In response to a post about Trump’s ludicrous and disgusting Memorial Day message, DamnYankeesLGM wrote:
He’s a such a bad person. And the fact that this makes no difference to anyone, at all, is all the more depressing.
Trump is an objectively loathsome human being, who has no redeeming qualities. Is there any other president about which the latter statement would also be true? I mean Nixon was very intelligent, Andrew Jackson had great physical courage, George W. Bush actually seemed to make some personal effort to resist the reflexive bigotry of the Republican base, etc. But it’s impossible to come up with a single good thing to say about Trump, or at least I can’t (“good at grifting” is not a virtue).

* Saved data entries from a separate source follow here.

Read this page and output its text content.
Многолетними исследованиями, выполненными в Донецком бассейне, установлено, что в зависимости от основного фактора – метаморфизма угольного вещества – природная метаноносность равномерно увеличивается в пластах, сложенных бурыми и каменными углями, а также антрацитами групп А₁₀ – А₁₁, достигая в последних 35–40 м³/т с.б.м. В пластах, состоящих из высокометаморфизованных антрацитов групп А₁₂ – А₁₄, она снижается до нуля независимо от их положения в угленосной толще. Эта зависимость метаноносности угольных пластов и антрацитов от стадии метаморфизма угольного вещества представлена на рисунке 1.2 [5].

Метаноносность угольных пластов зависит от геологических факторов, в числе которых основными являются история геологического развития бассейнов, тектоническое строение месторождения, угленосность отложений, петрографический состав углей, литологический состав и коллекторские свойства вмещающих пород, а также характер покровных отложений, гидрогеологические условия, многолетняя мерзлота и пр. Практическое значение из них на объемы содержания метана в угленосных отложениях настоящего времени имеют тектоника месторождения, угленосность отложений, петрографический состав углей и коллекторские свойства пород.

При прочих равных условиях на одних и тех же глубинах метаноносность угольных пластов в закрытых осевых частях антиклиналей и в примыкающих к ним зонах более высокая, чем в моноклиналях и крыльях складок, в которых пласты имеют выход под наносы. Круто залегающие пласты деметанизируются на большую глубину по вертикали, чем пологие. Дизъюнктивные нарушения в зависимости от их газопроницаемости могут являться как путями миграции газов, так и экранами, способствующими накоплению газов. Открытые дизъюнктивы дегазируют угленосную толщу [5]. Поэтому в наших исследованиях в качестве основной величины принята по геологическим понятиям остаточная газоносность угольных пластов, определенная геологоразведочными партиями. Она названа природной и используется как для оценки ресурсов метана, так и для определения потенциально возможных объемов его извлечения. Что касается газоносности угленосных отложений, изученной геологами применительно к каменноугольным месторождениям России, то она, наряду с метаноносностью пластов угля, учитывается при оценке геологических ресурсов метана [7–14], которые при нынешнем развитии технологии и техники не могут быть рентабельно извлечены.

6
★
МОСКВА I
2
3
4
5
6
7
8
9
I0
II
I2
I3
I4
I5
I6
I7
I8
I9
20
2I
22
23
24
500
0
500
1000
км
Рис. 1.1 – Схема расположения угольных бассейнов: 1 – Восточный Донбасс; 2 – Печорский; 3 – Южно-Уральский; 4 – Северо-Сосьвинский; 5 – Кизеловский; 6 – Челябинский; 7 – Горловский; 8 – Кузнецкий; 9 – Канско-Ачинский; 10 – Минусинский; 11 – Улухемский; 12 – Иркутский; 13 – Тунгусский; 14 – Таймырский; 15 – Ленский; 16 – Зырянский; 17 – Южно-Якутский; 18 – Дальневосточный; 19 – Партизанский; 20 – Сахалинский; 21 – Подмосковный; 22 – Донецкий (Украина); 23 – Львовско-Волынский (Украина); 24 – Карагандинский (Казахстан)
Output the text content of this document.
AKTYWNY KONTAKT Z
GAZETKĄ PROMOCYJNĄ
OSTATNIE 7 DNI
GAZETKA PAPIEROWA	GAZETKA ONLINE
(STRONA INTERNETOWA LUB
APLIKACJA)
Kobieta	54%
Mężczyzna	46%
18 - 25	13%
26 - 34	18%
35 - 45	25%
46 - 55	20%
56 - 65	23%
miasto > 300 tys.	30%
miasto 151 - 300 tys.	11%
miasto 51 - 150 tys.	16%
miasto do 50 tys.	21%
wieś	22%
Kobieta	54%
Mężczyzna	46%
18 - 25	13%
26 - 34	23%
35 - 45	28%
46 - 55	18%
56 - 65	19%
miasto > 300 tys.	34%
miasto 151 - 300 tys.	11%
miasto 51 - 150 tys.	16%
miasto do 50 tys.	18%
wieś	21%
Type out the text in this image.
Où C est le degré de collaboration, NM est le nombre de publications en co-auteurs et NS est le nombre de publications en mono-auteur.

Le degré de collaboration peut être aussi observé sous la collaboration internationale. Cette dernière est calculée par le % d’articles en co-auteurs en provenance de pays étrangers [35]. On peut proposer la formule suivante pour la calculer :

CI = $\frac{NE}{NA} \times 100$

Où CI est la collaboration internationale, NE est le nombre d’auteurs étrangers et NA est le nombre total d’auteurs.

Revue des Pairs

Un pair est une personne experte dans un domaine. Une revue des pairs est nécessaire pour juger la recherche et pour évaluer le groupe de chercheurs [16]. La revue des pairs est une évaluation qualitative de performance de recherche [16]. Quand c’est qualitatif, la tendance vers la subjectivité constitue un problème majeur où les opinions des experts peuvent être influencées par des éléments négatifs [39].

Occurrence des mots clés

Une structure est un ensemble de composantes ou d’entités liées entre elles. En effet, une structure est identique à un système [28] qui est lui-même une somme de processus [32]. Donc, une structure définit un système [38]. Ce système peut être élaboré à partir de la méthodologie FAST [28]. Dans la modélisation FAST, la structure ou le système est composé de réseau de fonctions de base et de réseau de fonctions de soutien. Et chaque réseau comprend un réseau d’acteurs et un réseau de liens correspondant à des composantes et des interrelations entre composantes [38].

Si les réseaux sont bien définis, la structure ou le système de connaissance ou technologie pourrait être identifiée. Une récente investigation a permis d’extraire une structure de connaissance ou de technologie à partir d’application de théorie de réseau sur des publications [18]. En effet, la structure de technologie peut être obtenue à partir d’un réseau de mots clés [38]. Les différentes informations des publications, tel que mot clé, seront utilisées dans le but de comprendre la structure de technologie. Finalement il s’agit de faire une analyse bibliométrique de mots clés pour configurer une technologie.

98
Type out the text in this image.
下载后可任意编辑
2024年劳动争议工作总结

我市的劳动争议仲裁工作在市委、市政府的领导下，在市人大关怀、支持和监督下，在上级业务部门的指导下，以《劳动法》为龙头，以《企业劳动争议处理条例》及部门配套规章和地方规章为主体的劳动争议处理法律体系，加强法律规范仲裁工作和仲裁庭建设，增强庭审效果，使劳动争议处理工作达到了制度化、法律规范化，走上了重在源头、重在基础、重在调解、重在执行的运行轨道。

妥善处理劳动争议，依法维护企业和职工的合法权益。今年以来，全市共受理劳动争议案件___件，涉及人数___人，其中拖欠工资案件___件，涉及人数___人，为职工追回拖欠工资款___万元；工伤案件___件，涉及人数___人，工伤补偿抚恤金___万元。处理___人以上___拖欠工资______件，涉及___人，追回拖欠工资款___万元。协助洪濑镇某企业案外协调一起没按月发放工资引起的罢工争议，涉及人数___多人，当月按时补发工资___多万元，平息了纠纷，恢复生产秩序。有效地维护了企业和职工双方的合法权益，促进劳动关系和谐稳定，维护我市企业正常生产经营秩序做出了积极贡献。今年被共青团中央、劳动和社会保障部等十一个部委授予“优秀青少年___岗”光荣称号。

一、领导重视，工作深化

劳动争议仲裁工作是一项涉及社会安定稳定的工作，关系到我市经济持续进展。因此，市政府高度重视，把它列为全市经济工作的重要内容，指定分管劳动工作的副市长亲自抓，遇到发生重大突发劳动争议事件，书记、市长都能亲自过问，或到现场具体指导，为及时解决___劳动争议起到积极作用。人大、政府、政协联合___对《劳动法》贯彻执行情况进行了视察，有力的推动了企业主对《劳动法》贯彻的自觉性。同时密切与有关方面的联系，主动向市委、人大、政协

The question is, in what ways does this matter? Here are some possible answers:
(1) It makes him a terrible role model. His total lack of personal standards will affect people inside and outside of government, in regard to their own standards and behavior.
(2) It makes him more likely to make pragmatically bad decisions, even without reference to ideological judgments regarding whether those decisions are in fact desirable, because he’s stupid and lazy and ignorant and corrupt.
(3) Having an utterly loathsome human being at the head of your government degrades the culture in all sorts of subtle and not so subtle ways (this could just be a more general restatement of (1) I suppose).
(4) Because Trump is a horrible person, this requires nearly half the voting public to lie to themselves constantly about how horrible he is, personally, since the cognitive dissonance generated by giving political support to a complete sinverguenza — there is no real English equivalent for this word, and it might as well have been created from Trump — is very great.
Another way of thinking about this issue is: what if a wholly despicable human being were pursuing political goals with which you largely agreed? How salient would the fact that he was a wholly despicable person be? (This of course is the precise question that non-delusional conservatives are grappling with now, but it would be delusional to deny that progressives couldn’t be in a similar boat at some point).